“Angkat badannya Deek…! Kalau ngga sanggup ngangkat badan sendiri, gimana nanti kamu kuliah lapangaaaan…!”
Suara Mbak Senior terasa mencambuk harga diriku. Ya ampun, badan cuma seringan ini, masak ngga sanggup diangkat sih?
“Angkat Deeek… Angkaaaat!”
Benar-benar menyesal datang terlambat ke opspek Fakultas hari ini. Nggak tanggung-tanggung, telatnya sampai 2,5 jam! Tak heran, Mas senior yang pertama kali ‘menangkapku’, tak puas melihatku hanya dihukum lari keliling lapangan. Diserahkannya aku pada Mbak Senior ini, untuk mendapatkan hukuman yang lebih setimpal.
Ditanya, jurusan apa. Geologi, jawabku. Sudah lari? Sudah. Hayo lari di tempat. Kulakukan. Hayo sit-up. Kulakukan. Hayo push-up. Naaah, susah ini. Dari dulu sudah susah aku melakukannya. Mbak Senior sampai berteriak tak puas melihat caraku push-up. Makin dia teriak, makin aku bertanya-tentunya cuma dalam hati- memangnya seperti apa sih kuliah di Geologi itu? Kok kayaknya kekuatan fisik jadi hal yang penting banget?

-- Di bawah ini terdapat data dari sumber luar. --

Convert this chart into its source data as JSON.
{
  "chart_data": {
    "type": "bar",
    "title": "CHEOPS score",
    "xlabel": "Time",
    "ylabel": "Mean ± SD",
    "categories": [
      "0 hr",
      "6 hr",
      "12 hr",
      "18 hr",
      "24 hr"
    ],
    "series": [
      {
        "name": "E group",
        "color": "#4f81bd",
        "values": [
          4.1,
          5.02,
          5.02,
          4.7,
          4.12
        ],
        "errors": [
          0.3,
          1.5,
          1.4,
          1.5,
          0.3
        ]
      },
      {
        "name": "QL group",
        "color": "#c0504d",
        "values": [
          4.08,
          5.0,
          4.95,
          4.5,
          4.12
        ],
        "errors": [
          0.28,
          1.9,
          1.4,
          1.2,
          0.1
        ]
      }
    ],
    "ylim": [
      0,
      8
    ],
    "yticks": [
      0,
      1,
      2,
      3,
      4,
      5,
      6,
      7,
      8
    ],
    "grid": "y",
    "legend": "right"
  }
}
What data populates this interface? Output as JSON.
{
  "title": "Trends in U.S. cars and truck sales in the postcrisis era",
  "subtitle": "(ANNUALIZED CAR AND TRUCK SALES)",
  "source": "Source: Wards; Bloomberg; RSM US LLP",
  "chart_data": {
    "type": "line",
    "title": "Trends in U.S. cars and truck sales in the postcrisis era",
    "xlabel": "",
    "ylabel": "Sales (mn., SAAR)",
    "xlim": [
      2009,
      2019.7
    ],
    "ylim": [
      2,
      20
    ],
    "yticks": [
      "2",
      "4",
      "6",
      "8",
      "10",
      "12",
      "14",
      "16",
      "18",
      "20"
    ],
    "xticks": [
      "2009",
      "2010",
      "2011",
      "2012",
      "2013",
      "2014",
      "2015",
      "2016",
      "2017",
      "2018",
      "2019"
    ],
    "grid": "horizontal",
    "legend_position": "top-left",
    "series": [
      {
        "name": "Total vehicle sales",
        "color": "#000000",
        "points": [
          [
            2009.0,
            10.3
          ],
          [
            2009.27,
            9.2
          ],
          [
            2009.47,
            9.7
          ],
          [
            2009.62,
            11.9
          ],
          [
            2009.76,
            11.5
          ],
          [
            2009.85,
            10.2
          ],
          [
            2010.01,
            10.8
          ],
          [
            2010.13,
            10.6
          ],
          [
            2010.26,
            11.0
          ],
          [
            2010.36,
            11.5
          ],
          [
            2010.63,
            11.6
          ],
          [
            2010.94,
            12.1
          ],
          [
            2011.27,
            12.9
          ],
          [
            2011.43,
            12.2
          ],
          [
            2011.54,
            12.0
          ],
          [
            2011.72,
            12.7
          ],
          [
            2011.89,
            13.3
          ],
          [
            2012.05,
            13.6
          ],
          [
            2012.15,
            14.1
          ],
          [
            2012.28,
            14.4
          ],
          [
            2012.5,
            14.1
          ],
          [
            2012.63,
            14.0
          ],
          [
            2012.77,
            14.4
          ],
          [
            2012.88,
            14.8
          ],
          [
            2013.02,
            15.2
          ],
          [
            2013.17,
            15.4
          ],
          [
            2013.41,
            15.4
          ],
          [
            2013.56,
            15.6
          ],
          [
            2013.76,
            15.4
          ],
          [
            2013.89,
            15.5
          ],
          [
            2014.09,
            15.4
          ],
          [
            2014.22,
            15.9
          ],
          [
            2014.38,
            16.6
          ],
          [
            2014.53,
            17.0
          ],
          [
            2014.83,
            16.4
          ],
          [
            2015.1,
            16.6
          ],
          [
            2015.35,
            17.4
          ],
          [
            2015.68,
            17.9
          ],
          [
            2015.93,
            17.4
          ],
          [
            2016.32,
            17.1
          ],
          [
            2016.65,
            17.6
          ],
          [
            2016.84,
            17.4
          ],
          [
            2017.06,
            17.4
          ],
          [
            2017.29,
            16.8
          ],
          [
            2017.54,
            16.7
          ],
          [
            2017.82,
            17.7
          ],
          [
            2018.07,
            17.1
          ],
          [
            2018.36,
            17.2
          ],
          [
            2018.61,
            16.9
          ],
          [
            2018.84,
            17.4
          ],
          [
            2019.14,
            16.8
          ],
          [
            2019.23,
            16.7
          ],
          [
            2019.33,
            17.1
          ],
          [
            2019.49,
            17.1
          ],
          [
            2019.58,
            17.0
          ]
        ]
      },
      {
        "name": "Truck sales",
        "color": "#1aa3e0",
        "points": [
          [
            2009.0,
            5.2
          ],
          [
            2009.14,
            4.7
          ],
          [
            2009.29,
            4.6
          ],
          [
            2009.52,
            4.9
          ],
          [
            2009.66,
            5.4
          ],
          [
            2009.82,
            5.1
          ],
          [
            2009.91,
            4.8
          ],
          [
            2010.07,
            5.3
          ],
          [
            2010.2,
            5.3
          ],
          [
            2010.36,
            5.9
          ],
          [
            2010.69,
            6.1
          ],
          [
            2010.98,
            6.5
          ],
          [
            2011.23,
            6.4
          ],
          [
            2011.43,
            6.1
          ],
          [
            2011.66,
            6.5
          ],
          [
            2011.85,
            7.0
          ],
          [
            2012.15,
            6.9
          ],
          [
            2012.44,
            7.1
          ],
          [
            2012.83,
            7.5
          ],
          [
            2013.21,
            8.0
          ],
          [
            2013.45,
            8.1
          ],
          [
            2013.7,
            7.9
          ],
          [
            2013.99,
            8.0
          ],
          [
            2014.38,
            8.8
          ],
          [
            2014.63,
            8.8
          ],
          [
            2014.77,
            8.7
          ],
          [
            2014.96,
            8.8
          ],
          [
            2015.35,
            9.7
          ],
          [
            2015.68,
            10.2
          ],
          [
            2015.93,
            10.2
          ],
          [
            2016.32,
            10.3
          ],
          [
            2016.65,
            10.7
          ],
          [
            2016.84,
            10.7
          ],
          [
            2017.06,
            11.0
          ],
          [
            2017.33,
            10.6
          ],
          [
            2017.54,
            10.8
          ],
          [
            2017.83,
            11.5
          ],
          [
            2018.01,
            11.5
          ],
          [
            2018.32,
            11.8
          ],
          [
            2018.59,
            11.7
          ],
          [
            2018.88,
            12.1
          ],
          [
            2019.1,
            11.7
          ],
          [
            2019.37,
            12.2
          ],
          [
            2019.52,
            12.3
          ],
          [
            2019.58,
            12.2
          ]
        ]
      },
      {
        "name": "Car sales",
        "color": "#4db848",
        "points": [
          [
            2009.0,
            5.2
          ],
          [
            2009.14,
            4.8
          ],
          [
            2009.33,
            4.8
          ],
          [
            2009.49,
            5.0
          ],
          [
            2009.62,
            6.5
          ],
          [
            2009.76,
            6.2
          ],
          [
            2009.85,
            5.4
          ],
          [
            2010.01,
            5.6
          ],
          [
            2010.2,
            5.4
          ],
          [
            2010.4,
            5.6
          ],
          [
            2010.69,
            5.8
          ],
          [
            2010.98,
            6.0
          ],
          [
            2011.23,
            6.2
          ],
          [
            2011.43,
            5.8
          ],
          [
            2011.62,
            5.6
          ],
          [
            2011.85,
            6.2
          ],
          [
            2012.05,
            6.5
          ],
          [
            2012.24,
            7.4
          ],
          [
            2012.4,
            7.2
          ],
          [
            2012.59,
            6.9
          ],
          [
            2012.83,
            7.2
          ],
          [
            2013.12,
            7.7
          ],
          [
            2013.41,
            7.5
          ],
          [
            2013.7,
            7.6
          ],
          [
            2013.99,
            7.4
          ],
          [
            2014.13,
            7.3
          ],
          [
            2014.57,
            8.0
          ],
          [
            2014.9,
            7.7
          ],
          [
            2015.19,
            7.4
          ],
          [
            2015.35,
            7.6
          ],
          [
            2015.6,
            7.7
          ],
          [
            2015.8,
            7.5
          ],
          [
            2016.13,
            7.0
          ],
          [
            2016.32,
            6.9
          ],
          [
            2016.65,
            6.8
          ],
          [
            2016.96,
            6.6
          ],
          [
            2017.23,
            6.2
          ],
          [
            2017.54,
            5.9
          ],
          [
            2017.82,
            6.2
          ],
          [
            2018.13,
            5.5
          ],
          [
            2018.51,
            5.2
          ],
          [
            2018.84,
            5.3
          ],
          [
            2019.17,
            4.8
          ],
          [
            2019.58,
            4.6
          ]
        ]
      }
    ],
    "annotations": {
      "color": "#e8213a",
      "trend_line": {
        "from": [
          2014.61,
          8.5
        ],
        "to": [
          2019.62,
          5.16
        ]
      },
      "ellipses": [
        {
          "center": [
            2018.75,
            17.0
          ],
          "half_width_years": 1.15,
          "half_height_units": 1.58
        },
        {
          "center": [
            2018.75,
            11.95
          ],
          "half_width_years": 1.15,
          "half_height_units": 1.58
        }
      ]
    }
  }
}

Untunglah ia tak lama membiarkanku malu. Entah kasihan entah bosan, ia menyuruhku segera bergabung dengan teman-teman baruku. Mereka-para mahasiswa Fakultas Teknik UGM angkatan 1995-sudah berbaris lagi di tengah lapangan.
Aku tak melihat si Mbak Senior lagi sampai opspek selesai hari itu. Juga di hari-hari berikutnya. Juga di hari-hari awal perkuliahan, hingga kupikir aku telah melupakannya, sampai kemudian aku melihatnya lagi di antara para senior Magmagama, kelompok pecinta alam Teknik Geologi.
Malam itu, sebagai penyambutan kepada mahasiswa baru Teknik Geologi, Magmagama mengadakan pendakian bersama ke Gunung Merbabu. Tidak semua harus ikut. Mahasiswa yang mau saja. Tapi, siapa yang mau ketinggalan? Kukira, hampir semua teman seangkatanku ikut. Aku sendiri, penuh semangat. Ini pendakian pertama bagiku.
Kupandangi Mbak Senior yang mengayunkan langkahnya di depanku. Yang jadi perhatianku adalah ransel carrier yang melekat di punggungnya. Aku kenal carrier itu. Itu carrier yang di kampus tadi, baru bisa kugeser dengan susah payah. Berat sekali. Bagaimana si Mbak bisa membawanya seolah tanpa beban di punggungnya?
Selama pendakian, tak kulihat ia menitipkan carrier pada teman-teman cowoknya. Ia benar-benar membawanya sendiri sampai ke atas. Badannya tak pula tinggi besar, pikirku. Namun, memang terlihat kokoh dan kuat. Dalam hati aku bertanya-tanya, apa isi carriernya hingga bisa seberat itu?
Sebagian terjawab ketika kami beristirahat di padang sabana sebelum nanti naik ke puncak menjelang subuh. Ia membuka tas carriernya, mengeluarkan kompor gas mini dari dalamnya, sebotol kecil gas, panci, beberapa bungkus mie instan, beberapa mangkuk, dan air. Dimasaknya mie instan itu. Lalu ia bagi-bagikan pada kami, terutama para mahasiswi baru, juniornya yang sedang menggigil kedinginan.
“Makanlah, enak hangat-hangat,” senyumnya manis.
Memang enak. Rasanya, belum pernah ada mie instan sehangat ini. Atau, ini karena hatiku yang sarat oleh haru? Bawa carrier seberat itu ke Puncak Merbabu, hanya untuk mengasihi kami, para junior yang culun ini?
Itu sungguh malam tak terlupa.
Hari ini, ingin kuucapkan ‘Selamat Hari Ibu’, Mbak Senior, Mbak Yuka Nurtanti Cahyaningtyas . Terimakasih telah menjadi patron Geolog perempuan tangguh padaku, di hari-hari pertamaku menuntut ilmu. Geolog yang peduli. Yang penuh kasih.
Selamat Hari Ibu, perempuan Indonesia. Tetaplah berdaya, berkarya, dan mencinta.